The secondhand route is an excellent option for collecting watches, but there are still some risks involved. Sellers of fake watches are always on the lookout to scam novice buyers. There are also less apparent risks, however. Some watches are sold damaged and you’ll find yourself eating the cost of repairs if you’re not careful. Other watches have been damaged and then repaired with the wrong parts – they may work fine, but their value will have dropped significantly. Caution is the golden rule while collecting watches for beginners.
To Wear Or Not To Wear
Will you be wearing the watches you collect? The 2021 Rolex Submariner is a diving watch rated for 300 meters (1000 feet) below water. The Bell & Ross BR Phantom pilot watch is a heavy-duty accessory built for pilots. What will you be doing with your new watch?
Patek Philippe’s Celestial 6102P is a beautiful watch that will stand out in any room, so much so that many collectors only wear it on special occasions. Other collectors might simply keep it on display to ensure that it is not accidentally damaged. You might find it ridiculous to buy an expensive watch and not wear it daily; whether or not you will be wearing the watches you collect drastically affects what particular watches you should buy.
Collecting watches for beginners doesn’t have to be too complicated. The most important aspect of collecting is to ensure you are truly excited about the watches you purchase. Understand their appearance, their construction and history, and how you will use them. Try on watches before you buy. If you discover that you don’t like the feel of a watch with a leather strap, you’ll appreciate knowing that before you commit to purchasing it.
Every watch collection begins with one purchase — be sure that you are happy with your first piece, and you should be in good hands to begin your watch collection in earnest.
What are the Best Watches To Collect?
Many of the best investment watch collections begin with some of the most iconic watches from famous brands, like the Tag Heuer Monaco or Omega Speedmaster. The Rolex Submariner also tops the list — it’s hard to go wrong with vintage Rolex, whether it is the Rolex Explorer 1016 or the Rolex Oysterdate Precision 6694. From there, countless other vintage watches would be a great addition to any watch collection, like the Tudor Submariner or the Jaeger-LeCoultre Memovox.
Rolexes tend to hold and even grow in value often enough. There are vintage Rolexes that have had their production discontinued, so their value is secured with their limited supply. New Rolex watches that are highly sought after have had their production slowed to increase demand, causing collectors to pay premium prices. At the same time, the average Rolex is always available to purchase, so selling secondhand is often not worth it. In the end, the best vintage watches are the ones you discover and fall in love with for their history and beauty.
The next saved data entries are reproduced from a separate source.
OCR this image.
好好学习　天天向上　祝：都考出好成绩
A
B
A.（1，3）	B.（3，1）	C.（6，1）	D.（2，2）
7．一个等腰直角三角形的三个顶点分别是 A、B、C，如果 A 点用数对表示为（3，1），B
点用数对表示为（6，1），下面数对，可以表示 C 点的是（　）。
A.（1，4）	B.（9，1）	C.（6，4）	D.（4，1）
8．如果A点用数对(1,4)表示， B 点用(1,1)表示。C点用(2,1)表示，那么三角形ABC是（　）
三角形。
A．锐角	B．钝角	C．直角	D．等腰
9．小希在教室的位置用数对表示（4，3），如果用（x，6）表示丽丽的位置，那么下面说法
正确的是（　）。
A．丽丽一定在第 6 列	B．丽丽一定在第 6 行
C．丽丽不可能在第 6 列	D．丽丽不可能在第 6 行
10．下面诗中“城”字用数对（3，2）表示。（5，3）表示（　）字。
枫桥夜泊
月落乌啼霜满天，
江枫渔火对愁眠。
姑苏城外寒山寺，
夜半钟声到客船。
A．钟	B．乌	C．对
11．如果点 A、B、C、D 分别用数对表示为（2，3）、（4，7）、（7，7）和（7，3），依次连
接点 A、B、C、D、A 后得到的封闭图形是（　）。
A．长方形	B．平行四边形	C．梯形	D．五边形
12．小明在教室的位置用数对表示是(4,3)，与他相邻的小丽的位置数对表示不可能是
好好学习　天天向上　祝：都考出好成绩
When you start your collection, it should be with a watch you love. Ensure that you appreciate its style, that it matches your wrist, and that the history it brings with it sweeps you off your feet. Whether it is the same Rolex Submariner model that guarded the wrist of Sean Connery, the latest evolution of the Cartier Tank, or even a vintage Mickey Mouse timepiece like the one worn by Robert Langdon in Dan Brown’s popular books, start with a watch you are excited about (and one you can afford).